Geopolitical tensions create a link between Taiwanese stocks and news out of China. Investors who hold or are interested in EWT should take care to watch political and economic rumblings out of China and, to a lesser extent, Japan.
EWT's modern portfolio measurables are favorable for buy-and-hold investors. As of mid-2015, the fund has a trailing three-year alpha of 7.75 and a trailing beta of 0.69. This suggests the fund is well-managed and lacks wide-spread correlation with average market volatility. The standard deviation of 11.05 is within a standard range for the fund category, and the Sharpe Ratio is a reasonable 1.04. Market analysts like the fund overall; Morningstar rates the five-year returns as "above average" and its risk as "below average."

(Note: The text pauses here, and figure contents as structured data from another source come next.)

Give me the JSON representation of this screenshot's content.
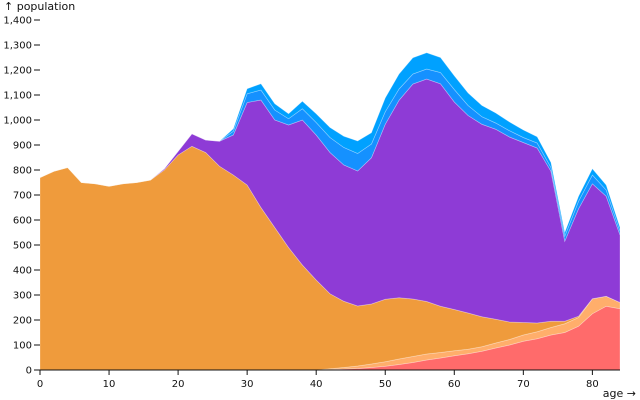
{
  "chart_data": {
    "type": "area",
    "stacked": true,
    "xlabel": "age →",
    "ylabel": "↑ population",
    "xlim": [
      0,
      84
    ],
    "ylim": [
      0,
      1400
    ],
    "x_ticks": [
      "0",
      "10",
      "20",
      "30",
      "40",
      "50",
      "60",
      "70",
      "80"
    ],
    "y_ticks": [
      "0",
      "100",
      "200",
      "300",
      "400",
      "500",
      "600",
      "700",
      "800",
      "900",
      "1,000",
      "1,100",
      "1,200",
      "1,300",
      "1,400"
    ],
    "x": [
      0,
      2,
      4,
      6,
      8,
      10,
      12,
      14,
      16,
      18,
      20,
      22,
      24,
      26,
      28,
      30,
      32,
      34,
      36,
      38,
      40,
      42,
      44,
      46,
      48,
      50,
      52,
      54,
      56,
      58,
      60,
      62,
      64,
      66,
      68,
      70,
      72,
      74,
      76,
      78,
      80,
      82,
      84
    ],
    "series": [
      {
        "color": "#ff6b6b",
        "values": [
          0,
          0,
          0,
          0,
          0,
          0,
          0,
          0,
          0,
          0,
          0,
          0,
          0,
          0,
          0,
          0,
          0,
          0,
          0,
          0,
          0,
          2,
          4,
          6,
          10,
          15,
          22,
          30,
          40,
          48,
          57,
          65,
          75,
          88,
          100,
          115,
          125,
          140,
          150,
          175,
          225,
          255,
          245
        ]
      },
      {
        "color": "#ffae6b",
        "values": [
          0,
          0,
          0,
          0,
          0,
          0,
          0,
          0,
          0,
          0,
          0,
          0,
          0,
          0,
          0,
          0,
          0,
          0,
          0,
          0,
          0,
          3,
          6,
          10,
          14,
          18,
          22,
          24,
          24,
          22,
          20,
          18,
          18,
          20,
          22,
          25,
          28,
          30,
          35,
          35,
          60,
          40,
          25
        ]
      },
      {
        "color": "#ef9b3c",
        "values": [
          770,
          795,
          810,
          750,
          745,
          735,
          745,
          750,
          760,
          800,
          860,
          895,
          870,
          815,
          780,
          740,
          650,
          570,
          490,
          420,
          360,
          300,
          265,
          240,
          240,
          250,
          245,
          230,
          210,
          185,
          165,
          145,
          120,
          95,
          70,
          50,
          35,
          25,
          10,
          5,
          0,
          0,
          0
        ]
      },
      {
        "color": "#8e3bd6",
        "values": [
          0,
          0,
          0,
          0,
          0,
          0,
          0,
          0,
          0,
          5,
          15,
          50,
          50,
          100,
          160,
          330,
          430,
          430,
          490,
          580,
          580,
          565,
          545,
          540,
          585,
          700,
          790,
          860,
          890,
          890,
          830,
          790,
          770,
          760,
          740,
          720,
          700,
          600,
          320,
          430,
          460,
          400,
          270
        ]
      },
      {
        "color": "#1591ff",
        "values": [
          0,
          0,
          0,
          0,
          0,
          0,
          0,
          0,
          0,
          0,
          0,
          0,
          0,
          0,
          15,
          35,
          40,
          40,
          25,
          45,
          50,
          60,
          70,
          70,
          55,
          50,
          45,
          40,
          40,
          45,
          50,
          40,
          30,
          25,
          25,
          20,
          20,
          15,
          20,
          30,
          35,
          25,
          15
        ]
      },
      {
        "color": "#00a1ff",
        "values": [
          0,
          0,
          0,
          0,
          0,
          0,
          0,
          0,
          0,
          0,
          0,
          0,
          0,
          0,
          10,
          20,
          25,
          25,
          20,
          30,
          35,
          40,
          45,
          50,
          45,
          55,
          60,
          65,
          65,
          60,
          55,
          50,
          45,
          40,
          35,
          30,
          25,
          20,
          15,
          20,
          25,
          20,
          15
        ]
      }
    ]
  }
}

Even though the beta for EWT is moderately low, EWT is still a 99% weighted-equity fund. It is prone to losing big when recessions hit and should not form the core of an investor's portfolio without significant diversification away from stock market risks.
This fund is best served as a satellite holding to a more broadly exposed equity portfolio. Investors are recommended to find a way to diversify away from such enormous technology weighting and add some nonequity assets over time. American investors who hold primarily North American or European stocks will likely find value in iShares MSCI Taiwan.